Sport roi, le football est proche de la politique dans bien des aspects.
D'abord sur le plan de la notoriété qu'il procure. Aussi bien les sportifs
qui drainent du monde dans les stades que les politiques lors des
meetings dans les mêmes stades, le sport et la politique font grimper
leurs acteurs des quelques marches dans la hiérarchie sociale.
Les Zidane, Makelele, Tchité, Drogba ont desormais droit au chapître
dans la société.
Ensuite, le sport et la politique nourrit son monde et dans les deux cas,
l'argent est roi et circule d'un monde à l'autre.

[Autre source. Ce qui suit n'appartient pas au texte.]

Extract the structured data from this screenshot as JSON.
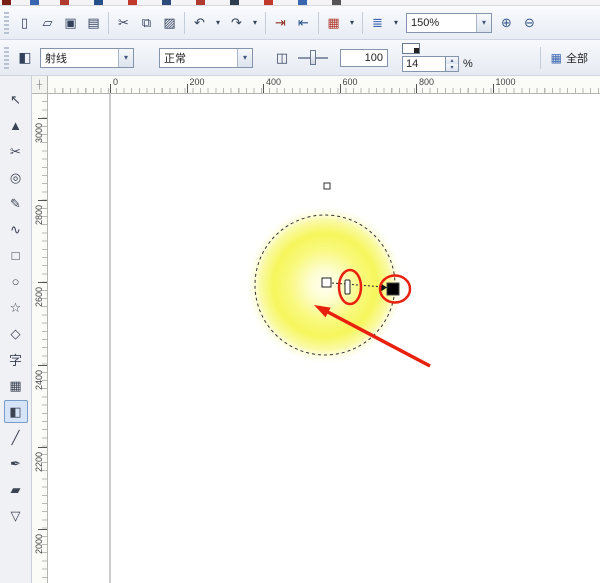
{
  "colors": {
    "annotation_red": "#e8200e",
    "glow_yellow": "#f6f65c",
    "active_tool_bg": "#d6e4f8"
  },
  "icons": {
    "chevron_down": "▾",
    "spinner_up": "▴",
    "spinner_down": "▾",
    "grid": "▦",
    "fill_edit": "◧",
    "midpoint": "◫",
    "origin": "┼"
  },
  "toolbar": {
    "zoom_value": "150%",
    "buttons": [
      {
        "name": "new-document",
        "glyph": "▯"
      },
      {
        "name": "open",
        "glyph": "▱"
      },
      {
        "name": "save",
        "glyph": "▣"
      },
      {
        "name": "print",
        "glyph": "▤"
      },
      {
        "separator": true
      },
      {
        "name": "cut",
        "glyph": "✂"
      },
      {
        "name": "copy",
        "glyph": "⧉"
      },
      {
        "name": "paste",
        "glyph": "▨"
      },
      {
        "separator": true
      },
      {
        "name": "undo",
        "glyph": "↶"
      },
      {
        "name": "undo-dropdown",
        "glyph": "▾",
        "narrow": true
      },
      {
        "name": "redo",
        "glyph": "↷"
      },
      {
        "name": "redo-dropdown",
        "glyph": "▾",
        "narrow": true
      },
      {
        "separator": true
      },
      {
        "name": "import",
        "glyph": "⇥",
        "color": "#8c2f1e"
      },
      {
        "name": "export",
        "glyph": "⇤",
        "color": "#27518a"
      },
      {
        "separator": true
      },
      {
        "name": "application-launcher",
        "glyph": "▦",
        "color": "#b03a2e"
      },
      {
        "name": "application-launcher-dropdown",
        "glyph": "▾",
        "narrow": true
      },
      {
        "separator": true
      },
      {
        "name": "snap-options",
        "glyph": "≣",
        "color": "#3a66b0"
      },
      {
        "name": "snap-options-dropdown",
        "glyph": "▾",
        "narrow": true
      }
    ],
    "right_buttons": [
      {
        "name": "zoom-in",
        "glyph": "⊕",
        "color": "#3a5a8c"
      },
      {
        "name": "zoom-out",
        "glyph": "⊖",
        "color": "#3a5a8c"
      }
    ]
  },
  "propbar": {
    "fill_type_value": "射线",
    "paint_mode_value": "正常",
    "midpoint_value": "100",
    "edge_pad_value": "14",
    "percent_label": "%",
    "all_button_label": "全部"
  },
  "rulers": {
    "horizontal": [
      "0",
      "200",
      "400",
      "600",
      "800",
      "1000"
    ],
    "vertical": [
      "3000",
      "2800",
      "2600",
      "2400",
      "2200",
      "2000"
    ]
  },
  "toolbox": {
    "tools": [
      {
        "name": "pick",
        "glyph": "↖"
      },
      {
        "name": "shape",
        "glyph": "▲"
      },
      {
        "name": "crop",
        "glyph": "✂"
      },
      {
        "name": "zoom",
        "glyph": "◎"
      },
      {
        "name": "freehand",
        "glyph": "✎"
      },
      {
        "name": "smart-fill",
        "glyph": "∿"
      },
      {
        "name": "rectangle",
        "glyph": "□"
      },
      {
        "name": "ellipse",
        "glyph": "○"
      },
      {
        "name": "polygon",
        "glyph": "☆"
      },
      {
        "name": "basic-shapes",
        "glyph": "◇"
      },
      {
        "name": "text",
        "glyph": "字"
      },
      {
        "name": "table",
        "glyph": "▦"
      },
      {
        "name": "interactive-fill",
        "glyph": "◧",
        "active": true
      },
      {
        "name": "eyedropper",
        "glyph": "╱"
      },
      {
        "name": "outline-pen",
        "glyph": "✒"
      },
      {
        "name": "fill",
        "glyph": "▰"
      },
      {
        "name": "transparency",
        "glyph": "▽"
      }
    ]
  }
}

Enfin, aussi bien la politique que les sport exige une stratégie de la victoire
dans quatre domaines:
1. le jeu d'équipe. Pour gagner, il faut élaborer un jeu d'équipe et jouer grouper.
Une campagne électorale nécessite que l'équipe qui accompagne le
candidat ou la candidate soit soudée. Tous ensemble.
C'est dans cet esprit que s'inscrit notamment la victoire de Sarkozy et aussi la
défaite de Ségolène Royal qui n'a pas bénéficié du soutien qu'elle était
en droit d'attendre des siens. L'esprit d'équipe est le premier critère
de la victoire. Il appelle l'esprit de la gagne.
2. le leadership qui doit s'inscrire dans cette logique d'équipe et non pas
tenter de se la jouer solo. Le chef doit être un guide et non un empereur,
un initiateur et non un simple chercheur de la gloriole.
Un groupe sans leader risque de ne pas trouver le troisième critère qu'est
3. la discipline qui est determinante dans un jeu d'équipe. En effet, chaque
élément doit jouer son rôle et la moindre incartade se paie souvent cash.
Ce n'est pas François Hollande qui me dementira. Les déclarations à l'emporte
pièces peuvent être très dommageables pour le parti et un joueur qui ne respecte
pas les consignes de l'entraîneur risque fort d'embrouiller ses collègues
et de conduira l'équipe vers la défaite.
La discipline ne doit pas apparaître comme une suboordination vis à vis
du chef mais une marque de respect vis à vis des autres membres du groupe.
4.l'organisation, la technique du jeu, la structure du parti, le message à porter,
l'image du groupe, la volonté de mouiller son maillot comme avec sur l'image Makelele,
la volonté de conduire son peuple vers un destin digne comme avec Tshisekedi au Congo sont
les éléments d'une organisation sans laquelle en politique comme au foot et dans tous
les sports, la victoire n'est que rarement au rendez-vous.
Il faut noter aussi qu'une partie du jeu se joue dans l'ombre souvent dans le but
d'acquérir plus d'éfficacité.
Souvent aussi, ces chemins empruntent des chemins tortueux qui mènent à l'Epo(dopage)
ou à la corruption.
Le foot(sport) et la politique semblent alors devenir des frères siamois( des sportifs qui s'engagent dans la politique) et dont l'image
la plus parlante est celle de la foulée d'un Sarkozy dans le parc royal de Bruxelles.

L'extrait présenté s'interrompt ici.